George F. Talbot, Dist. Atty., for the United States.

Albert W. Bradbury and Bion Bradbury, for claimants.

FOX, District Judge. It is shown that this vessel was formerly the British brig Emma, built in Nova Scotia, and wrecked off Delaware Breakwater light in the fall of 1866, taken to New York and there condemned. H. J. Hewitt of Rockland advanced for her owners money to pay off certain lien claims, and he afterwards carried her to Rockland in this state, where she was sold at auction, and bought in by Hewitt, as he says, as agent for his brother-in-law, one Simons. The vessel was repaired under the direction of Hewitt at an expense of six or seven thousand dollars, but her form or dimensions were not changed by the repairs. Hewitt applied to the customs officers at Rockland to have her measured, but they refused. She was soon afterwards taken across the bay to Castine by Hewitt, Simons, and the master carpenter, and application was made to the customs officers at that port for her measurement and enrolment, she being represented as a new vessel, built at Rockland that season. One T. S. Fuller represented himself as owner of one-fourth, and Simons claimed to be owner of the remainder. The evidence wholly fails to satisfy the court that Fuller's interests were any other than nominal. In order to have the vessel enrolled at that port where he belonged, he claimed to be the “ship's-husband,” and that Simons belonged in New York. The interior of the vessel was painted and so disguised as to deceive the officer who measured her, and when the certificate of the master builder, that she was built in Rockland that season, supported by the oath of Simons to the same effect, was produced, she was enrolled at Castine, as the schooner “Hud and Frank,” built in Rockland in 1867. Under this enrolment she was sailing at the time of the seizure.
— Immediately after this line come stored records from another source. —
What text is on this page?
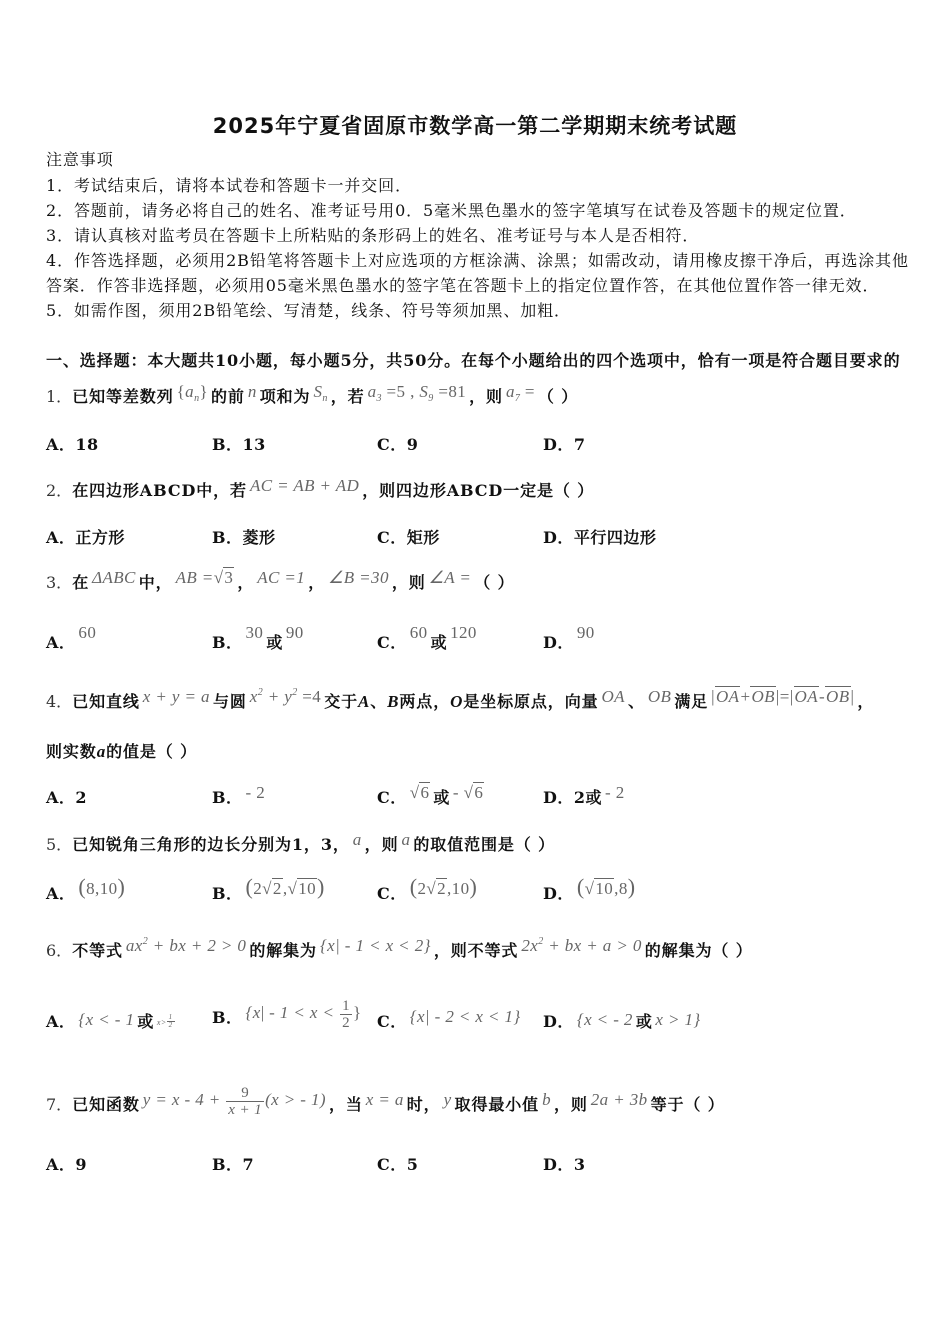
2025年宁夏省固原市数学高一第二学期期末统考试题
注意事项
1．考试结束后，请将本试卷和答题卡一并交回．
2．答题前，请务必将自己的姓名、准考证号用0．5毫米黑色墨水的签字笔填写在试卷及答题卡的规定位置．
3．请认真核对监考员在答题卡上所粘贴的条形码上的姓名、准考证号与本人是否相符．
4．作答选择题，必须用2B铅笔将答题卡上对应选项的方框涂满、涂黑；如需改动，请用橡皮擦干净后，再选涂其他
答案．作答非选择题，必须用05毫米黑色墨水的签字笔在答题卡上的指定位置作答，在其他位置作答一律无效．
5．如需作图，须用2B铅笔绘、写清楚，线条、符号等须加黑、加粗．
一、选择题：本大题共10小题，每小题5分，共50分。在每个小题给出的四个选项中，恰有一项是符合题目要求的
1．已知等差数列 $\{a_n\}$ 的前 n 项和为 $S_n$ ，若 $a_3 =5$ , $S_9 =81$ ，则 $a_7$ = （ ）
A．18	B．13	C．9	D．7
2．在四边形ABCD中，若 AC = AB + AD ，则四边形ABCD一定是（ ）
A．正方形	B．菱形	C．矩形	D．平行四边形
3．在 ΔABC 中， AB =√3 ， AC =1 ， ∠B =30 ，则 ∠A = （ ）
A．60
B．30或90
C．60或120
D．90
4．已知直线 x + y = a 与圆 $x^2 + y^2 =4$ 交于A、B两点，O是坐标原点，向量 OA 、 OB 满足 |OA+OB|=|OA-OB| ，
则实数a的值是（ ）
A．2	B． - 2	C． √6 或 - √6	D．2或 - 2
5．已知锐角三角形的边长分别为1，3， a ，则 a 的取值范围是（ ）
A． (8,10)	B． (2√2,√10)	C． (2√2,10)	D． (√10,8)
6．不等式 $ax^2$ + bx + 2 > 0 的解集为 {x| - 1 < x < 2} ，则不等式 $2x^2$ + bx + a > 0 的解集为（ ）
A． {x < - 1 或 $x> \frac{1}{2}$ B． {$x| - 1 < x < \frac{1}{2}$ } C． {x| - 2 < x < 1} D． {x < - 2 或 x > 1}
7．已知函数 $y = x - 4 + \frac{9}{x + 1} (x$ > - 1) ，当 x = a 时， y 取得最小值 b ，则 2a + 3b 等于（ ）
A．9	B．7	C．5	D．3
The 24th section of the act of 1866 (chapter 201) enacts that if any certificate of enrolment shall be knowingly and fraudulently obtained, or used for any vessel not entitled to the benefit thereof, such vessel shall be held to forfeiture. This vessel was not entitled to be enrolled as a new vessel. By fraud and perjury she obtained her enrolment as a new vessel, when she was not thus entitled to such enrolment. But it was claimed that she could have procured an enrolment under the act of Dec. 23, 1852, which authorizes the secretary of the treasury to issue an enrolment to a foreign built vessel, when she shall have been wrecked in the United States, and purchased and repaired by a citizen, if it appears to the satisfaction of the secretary, that the repairs equal three-fourths of the cost of the vessel when so repaired.

This vessel might have claimed an enrolment under this act; but it could only be 798obtained from the secretary of the treasury, on his being satisfied as to the extent of the repairs; and she could not have been enrolled by the secretary as a new vessel, built at Rockland in 1866, but as the old brig Emma, built at Sidney, wrecked and repaired at a cost exceeding three-fourths of the value, so that the enrolment she could have procured would have been entirely different from the one in truth obtained. The object was quite apparent, to have her documented as a new vessel, instead of an old one, wrecked and repaired. The case, therefore, is directly within the provision of the act of 1866. She was not entitled to the benefit of the enrolment, which had been fraudulently obtained for her, and she is forfeited.

Decree accordingly.

1 [Reported by Thomas Hawes Haskell, Esq., and here reprinted by permission.]